Researchers from Duke University and the company IonQ have reported the creation of the first fully distributed three-node quantum network based on individual atomic qubits, Quantum Computing Report writes.
The specialists managed to form a so-called tripartite entangled state (Greenberger–Horne–Zeilinger state) between three remote quantum nodes linked by photonic channels.
What happened
Quantum entanglement allows several particles to remain linked regardless of the distance between them. A change in the state of one particle is instantly reflected in the state of the others, which makes this effect the foundation of future quantum networks and the quantum internet.
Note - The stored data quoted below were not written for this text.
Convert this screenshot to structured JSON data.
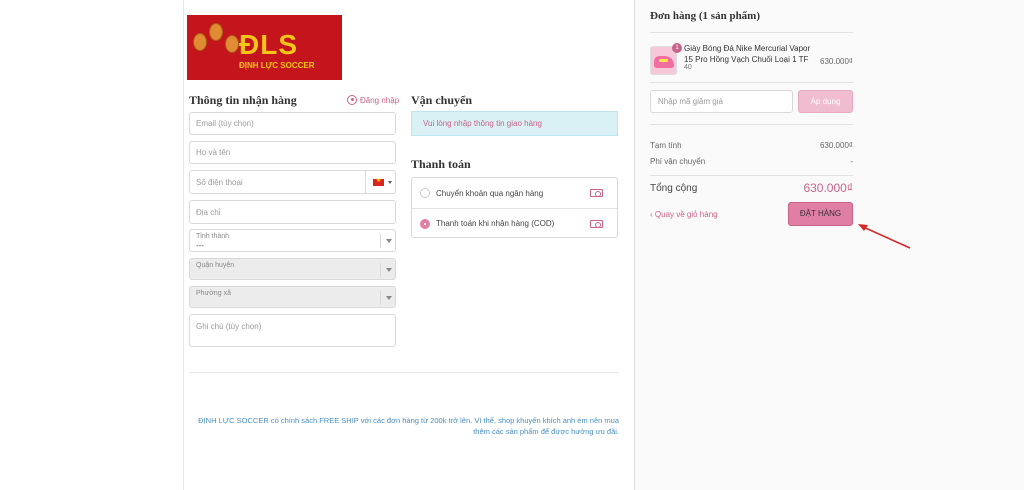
{
  "brand": {
    "logo_text": "ĐLS",
    "logo_subtext": "ĐỊNH LỰC SOCCER"
  },
  "shipping_info": {
    "title": "Thông tin nhận hàng",
    "login_label": "Đăng nhập",
    "email_placeholder": "Email (tùy chọn)",
    "name_placeholder": "Họ và tên",
    "phone_placeholder": "Số điện thoại",
    "address_placeholder": "Địa chỉ",
    "province_label": "Tỉnh thành",
    "province_value": "---",
    "district_label": "Quận huyện",
    "ward_label": "Phường xã",
    "note_placeholder": "Ghi chú (tùy chọn)"
  },
  "delivery": {
    "title": "Vận chuyển",
    "notice": "Vui lòng nhập thông tin giao hàng"
  },
  "payment": {
    "title": "Thanh toán",
    "options": [
      {
        "label": "Chuyển khoản qua ngân hàng",
        "selected": false
      },
      {
        "label": "Thanh toán khi nhận hàng (COD)",
        "selected": true
      }
    ]
  },
  "footer_note": "ĐỊNH LỰC SOCCER có chính sách FREE SHIP với các đơn hàng từ 200k trở lên. Vì thế, shop khuyến khích anh em nên mua thêm các sản phẩm để được hưởng ưu đãi.",
  "order": {
    "title": "Đơn hàng (1 sản phẩm)",
    "item": {
      "quantity": "1",
      "name": "Giày Bóng Đá Nike Mercurial Vapor 15 Pro Hồng Vạch Chuối Loại 1 TF",
      "variant": "40",
      "price": "630.000₫"
    },
    "discount_placeholder": "Nhập mã giảm giá",
    "apply_label": "Áp dụng",
    "subtotal_label": "Tạm tính",
    "subtotal_value": "630.000₫",
    "shipping_label": "Phí vận chuyển",
    "shipping_value": "-",
    "total_label": "Tổng cộng",
    "total_value": "630.000₫",
    "back_label": "Quay về giỏ hàng",
    "place_order_label": "ĐẶT HÀNG"
  },
  "colors": {
    "accent": "#e07fa3",
    "accent_text": "#c8638a",
    "notice_bg": "#d9f1f5",
    "footer_link": "#4a8fc2",
    "logo_bg": "#c4151c",
    "annotation_arrow": "#d42a2a"
  }
}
Until now, scientists had already demonstrated entanglement between two remote quantum nodes and even three-node networks on other physical platforms. However, this is the first time such a result has been achieved for individual atomic qubits, which can be independently controlled, read out and scaled to build computing systems.
Why it matters
The main problem of quantum computers is scaling. Building a single large quantum processor is extremely difficult because of errors and hardware limitations.
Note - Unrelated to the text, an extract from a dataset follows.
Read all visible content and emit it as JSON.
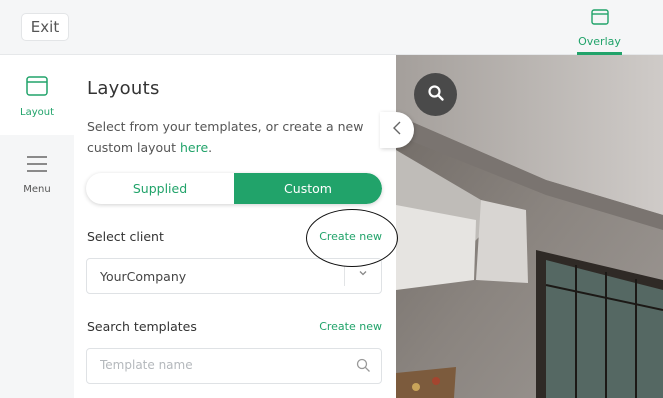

That is why many developers are betting on a modular architecture: instead of one giant computer, a network of many quantum nodes connected by photons is created. This approach resembles the development of the classic internet, where computing resources are distributed among many servers.
The new experiment was a step in precisely this direction. The researchers showed that individual atomic memories can form a shared quantum state through photonic connections while preserving high accuracy of quantum operations.
During the experiment the scientists achieved a fidelity of the entangled state of 84–88% and, for the first time, closed the so-called «detection loophole» for a fully distributed multipartite quantum state. In addition, the results confirmed a violation of the Mermin inequality — one of the key tests demonstrating the presence of genuine quantum correlations.
A step toward the quantum internet
The work continues the IonQ team's series of studies in the field of photonic quantum connections. Earlier the company's specialists demonstrated entanglement between two remote ion systems, and now they have expanded the architecture to three full-fledged nodes.
Although the technology is still far from commercial use, such experiments are considered important building blocks of future distributed quantum computers, secure communication networks and the quantum internet.
Recall that in June Colt Technology Services and Ciena successfully tested data transmission with quantum-resistant encryption between New York and London.